Expect the Unexpected: RPA Flexibility
How flexibly can you expect RPA to deal with «unexpected» scenarios? Discover the trade-off between business case and robot flexibility, and find out how to conceive the right exception handling strategy.
One key advantage of robotic process automation (RPA) is that it enables you to implement automation solutions with a relatively short time to market compared with the alternatives. A small robot can usually be up and running within a couple of hours. Equally attractive is the cost structure of RPA, which only requires small upfront investments.
However, the downside of fast implementation comes in terms of stability: to deal with scenarios that deviate from the «happy path», you have to build certain exception handling capabilities into the RPA solution.

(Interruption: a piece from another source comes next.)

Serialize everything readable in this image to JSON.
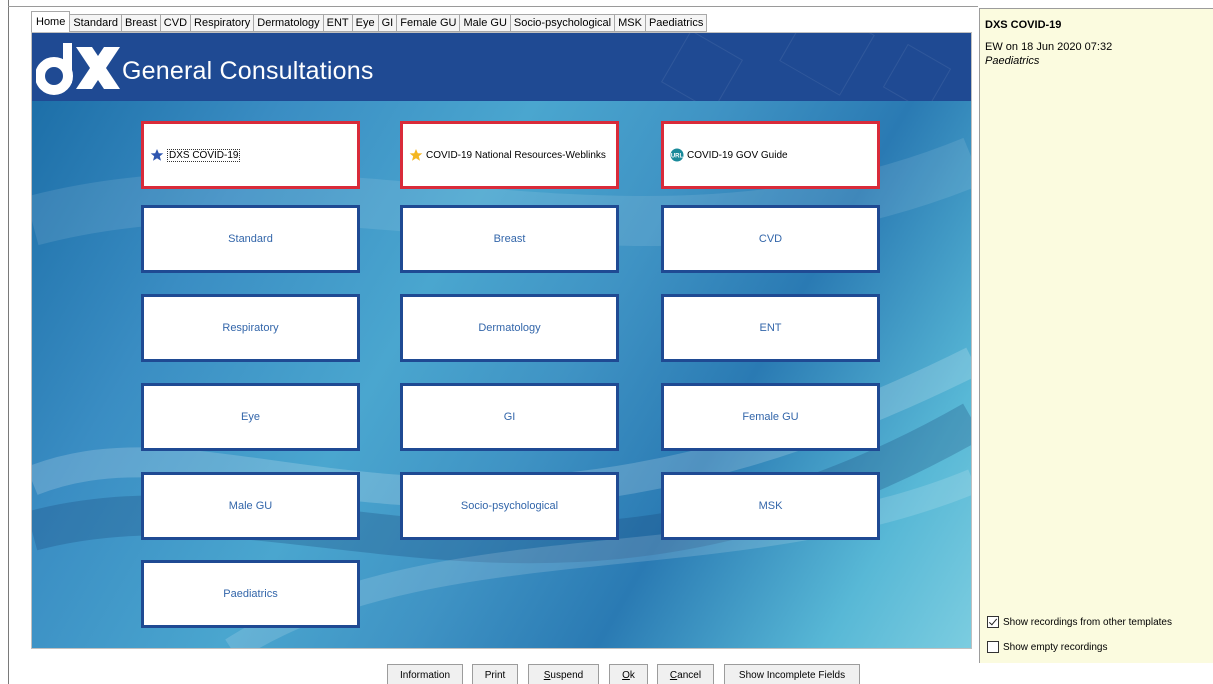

Our experience shows that the optimal amount of exception handling should primarily be determined by the complexity and added benefits of a handled exception, as opposed to purely technical considerations. Too often, companies strive for a higher automation rate rather than considering the overall business case.
Need for flexibility
RPA solutions, especially unattended ones, need the flexibility to deal with both expected and unexpected scenarios. This added stability ensures that work is performed within the designed process and thus contributes to the business case. Deviating scenarios can occur because of system and business issues, for example systems that are offline, fluctuating response time, an unexpected error message («password expired» is a common example), or a malformed process input. Real-life problems affect robots as they do normal workers. In layman’s terms, the exceptions a robot can face fall into two groups:
- System exceptions, for example when a system like SAP is not available for IT reasons
- Business exceptions, in other words issues around the business process, such as missing customer information on the application form, that block the robot from processing data.
The price of flexibility
With only finite resources available, exception handling must be prioritized based on an in-depth process analysis done beforehand. The more stability you want, the more process variations you have to analyze, and the greater the development and testing requirements involved. As scenarios become more unlikely, the expected return on this investment falls – whereas implementation costs do not.
Three common exceptions illustrate the implications and difficulties in decisionmaking: (1) system timeouts; (2) data validation of client input; and (3) name checks to identify customers.
Balanced, business-driven approach
The likelihood of an exception occurring and the complexity of implementation are key factors influencing the return on your investment in exception handling. The marginal value of each added exception becomes smaller as it becomes less likely to occur. Remote exceptions are also more difficult to test, which makes development more expensive and complex. Nevertheless, some unlikely exceptions have to be built in, as otherwise, «unattended» processing would not be possible anymore. As you can see, there is no clear black or white.
In our example, system timeouts or bad data quality are both unavoidable and likely events. For the former, an application restart is enough, whereas for the latter data validation can be programmed and tested with reasonable confidence. These exceptions have to be included in development whatever the case (see (1) and (2) in the graph below).
Conversely, name matching (see (3) below) only occurs when the customer can’t be identified by other means, such as a customer ID. This scenario is less likely than the other two exceptions (if it isn’t, you should question whether this process is a good candidate for automation in the first place).
The complexity and success rate of name matching is questionable at best – as typos or spelling cannot be accounted for. Given the low likelihood and high complexity, this exception should be left off the development agenda and handed over directly to a human worker to avoid the heavy impact on the RPA business case.
Good exception handling is not defined by the absolute percentage of scenarios covered, but rather by the ratio of how much it contributes to the automation rate without negatively affecting the business case. While the absence of exception handling seemingly benefits development time, it only places the burden back on human co-workers after the go-live. Conversely, an excessive focus on improbable exception-handling scenarios inflates development lead time and costs while contributing only marginally towards an increased automation rate and the overall business case.
Robots and humans are not mutually exclusive; they should focus on what they do best. A balanced exception handling strategy draws on the strengths of both to generate value out of RPA.